Чибис знал эту поговорку или пословицу, которую она так страшно перепутала. Но Инна не дала себя поправить:
— Вот, смотри, — она сунула руку за пояс юбки и достала желтоватую фотографию. — Это — случайность или везение. Там их много — целая стенка. Таракан… этот старик. Он что-то знает. Про всех. Говорит: дежурил у входа. Я не поняла. Пьяный, стал показывать. Я сразу вспомнила: нос, глаза, губы…
— Это… кто?.. — Чибис протянул руку. Рука залилась краской.
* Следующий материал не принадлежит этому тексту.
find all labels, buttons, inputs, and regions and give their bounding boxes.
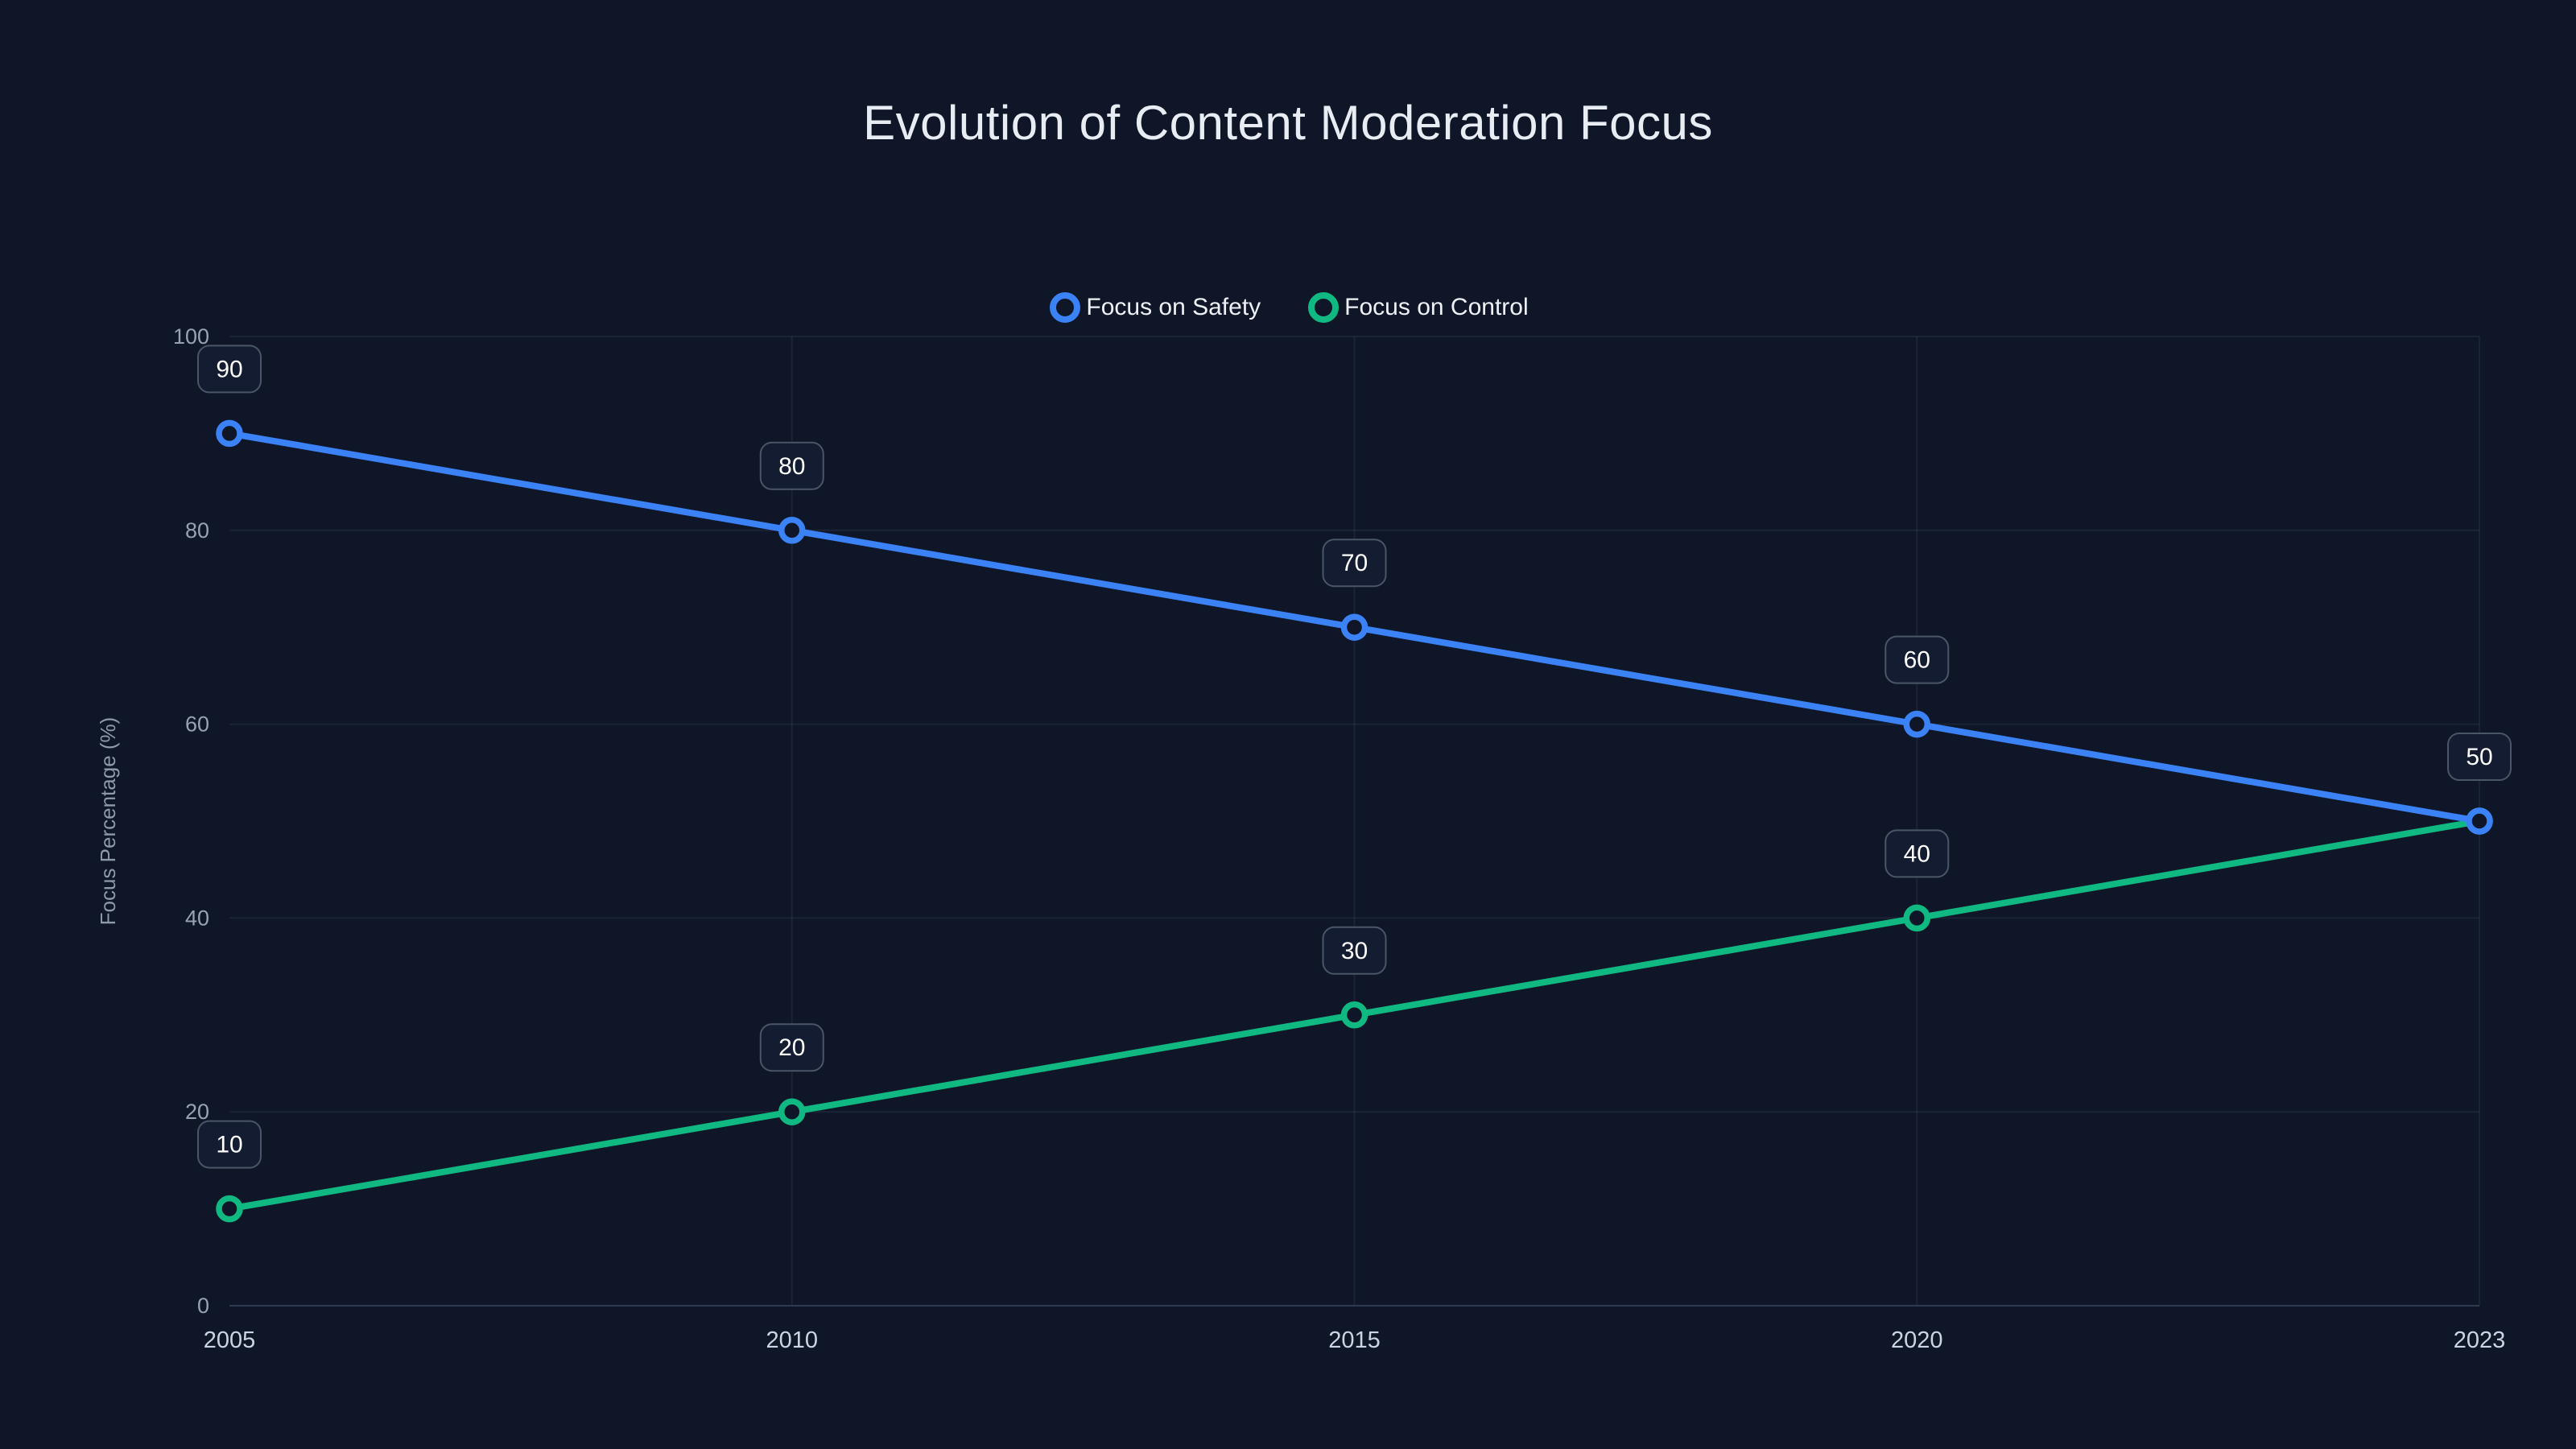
y-tick-label: 80 <box>185 518 209 543</box>
point-label-box <box>197 1120 262 1169</box>
point-label-box <box>759 1023 824 1072</box>
legend-item-safety[interactable]: Focus on Safety <box>1047 290 1261 325</box>
y-tick-label: 0 <box>197 1294 209 1318</box>
control-series-icon <box>1308 292 1340 323</box>
y-tick-label: 20 <box>185 1100 209 1124</box>
point-label-box <box>197 345 262 394</box>
data-point[interactable] <box>1903 904 1930 932</box>
chart-title: Evolution of Content Moderation Focus <box>863 96 1713 150</box>
y-tick-label: 60 <box>185 712 209 737</box>
point-label-box <box>1322 926 1387 975</box>
point-label: 20 <box>778 1034 805 1061</box>
point-label: 90 <box>216 356 242 382</box>
y-axis-title: Focus Percentage (%) <box>96 717 120 926</box>
data-point[interactable] <box>778 517 806 544</box>
data-point[interactable] <box>1903 710 1930 738</box>
data-point[interactable] <box>1340 613 1368 641</box>
point-label-box <box>759 441 824 490</box>
chart-legend: Focus on Safety Focus on Control <box>0 283 2576 332</box>
data-point[interactable] <box>1340 1001 1368 1029</box>
data-point[interactable] <box>778 1098 806 1125</box>
point-label: 60 <box>1904 647 1930 674</box>
y-tick-label: 100 <box>173 324 209 349</box>
point-label-box <box>1322 539 1387 588</box>
x-tick-label: 2005 <box>204 1327 256 1353</box>
legend-label-control: Focus on Control <box>1344 294 1529 320</box>
point-label: 80 <box>778 453 805 480</box>
point-label: 50 <box>2466 744 2492 770</box>
point-label: 70 <box>1341 550 1368 576</box>
x-tick-label: 2010 <box>766 1327 818 1353</box>
point-label-box <box>2447 733 2512 781</box>
data-point[interactable] <box>216 419 243 448</box>
data-point[interactable] <box>216 1195 243 1223</box>
point-label: 30 <box>1341 938 1368 964</box>
x-tick-label: 2015 <box>1328 1327 1381 1353</box>
legend-item-control[interactable]: Focus on Control <box>1306 290 1529 325</box>
x-tick-label: 2020 <box>1891 1327 1943 1353</box>
x-tick-label: 2023 <box>2454 1327 2506 1353</box>
data-point[interactable] <box>2466 807 2493 835</box>
safety-series-icon <box>1050 292 1081 323</box>
point-label-box <box>1885 635 1950 684</box>
point-label: 10 <box>216 1132 242 1158</box>
point-label: 40 <box>1904 840 1930 867</box>
point-label-box <box>1885 829 1950 878</box>
legend-label-safety: Focus on Safety <box>1086 294 1261 320</box>
y-tick-label: 40 <box>185 906 209 930</box>
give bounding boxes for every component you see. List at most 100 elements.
На запястье выступили рыжеватые волоски.
Крылья, расходящиеся от переносицы, вздувшаяся нижняя губа…
Дед, которого сфотографировали два раза: прямо и боком. В правом нижнем углу буква. Рядом, через черточку, число. В-238.
— Это… мой номер… В смысле, моей школы… Только я не понимаю… — Чибис смотрел на фотографию, но видел Иннины обкусанные ногти. Лак, которым она их накрасила, слез до самых лунок. Остались красные серпики.
— При чем здесь твоя школа? — она сунула карточку под пояс. — Ты что, не понимаешь? Это — твой дед.
— Да, — Чибис кивнул растерянно, пытаясь свести две плоскости: ангелов, хранящих какую-то тайну, и чужого пьяного старика, который дежурил у входа. — И что… теперь делать?
— Как — что?! Это же зацепка. Мы вернемся и вытрясем из него всю правду. И тогда у нас будет доказательство, — Инна одернула юбку.
Пальцы Чибиса таяли и оплывали как свечи:
— Это правда, что ты… моя сестра?
Чибис спросил и увидел полог колыбели, в которой они лежали вдвоем — рука об руку: ее, с красными серпиками, его — с рыжеватыми волосками. Толстая веревка хрустела, словно кто-то, может быть, их отец, раскачивал колыбель тяжелой рукой.
— Ксанка наболтала? — Инна фыркнула. — Слушай больше эту дуру!
— Мы попробуем… Должны попробовать. Ты была одна, — Чибис смотрел во все глаза.
Колыбель качалась, поднимаясь все выше, не давая опомниться. Он протянул руку и коснулся ее руки.
— Ты что, дурак? — она отшатнулась.
— Ты не думай, я не поверил… — новая еретическая правда не требовала доказательств. — Я… Пойду с тобой и буду свидетелем. При мне эти ангелы не посмеют… А потом я расскажу тебе про знаки…
— Встречаемся завтра, на вашей остановке. Полчетвертого. Успеешь? — Инна шла к двери.
Он закрыл и заперся на оба замка. Стоял, озираясь растерянно. Оглянувшись на ватных старцев, плюхнулся на сундук.
«Наврала… — сидел и думал про Ксанку. — Как пить дать — наврала. Конверт, — вспомнил. — Конверт…» — вскочил и ринулся в отцовскую комнату. Кусочки клеенки… Веревочки, продетые сквозь надрезы… У нее должны быть точно такие. Если она найдет свои, всё выяснится окончательно и бесповоротно.
Распахнув бюро, он рылся в документах. Конверт, склеенный из бандерольной бумаги, исчез. Никакого доказательства не было.
Чибис пихнул бумаги на место, закрыл и подошел к окну. В доме напротив загорались окна. Еще месяц назад он спросил бы отца, но теперь что-то мешало. «Если спрошу, отец тоже спросит».
Он закрыл глаза и увидел колыбель. Кто-то, уже не похожий на отца, раскачивал ее тяжелой рукой. Под этим пологом они лежали вдвоем ровно и недвижно, как два продолговатых камня, закутанных в белые пеленки.
* * *Инна перешла 1-ю линию и свернула на Средний проспект. На тротуаре напротив кондитерской стояла белая машина. Прохожие обходили по проезжей части.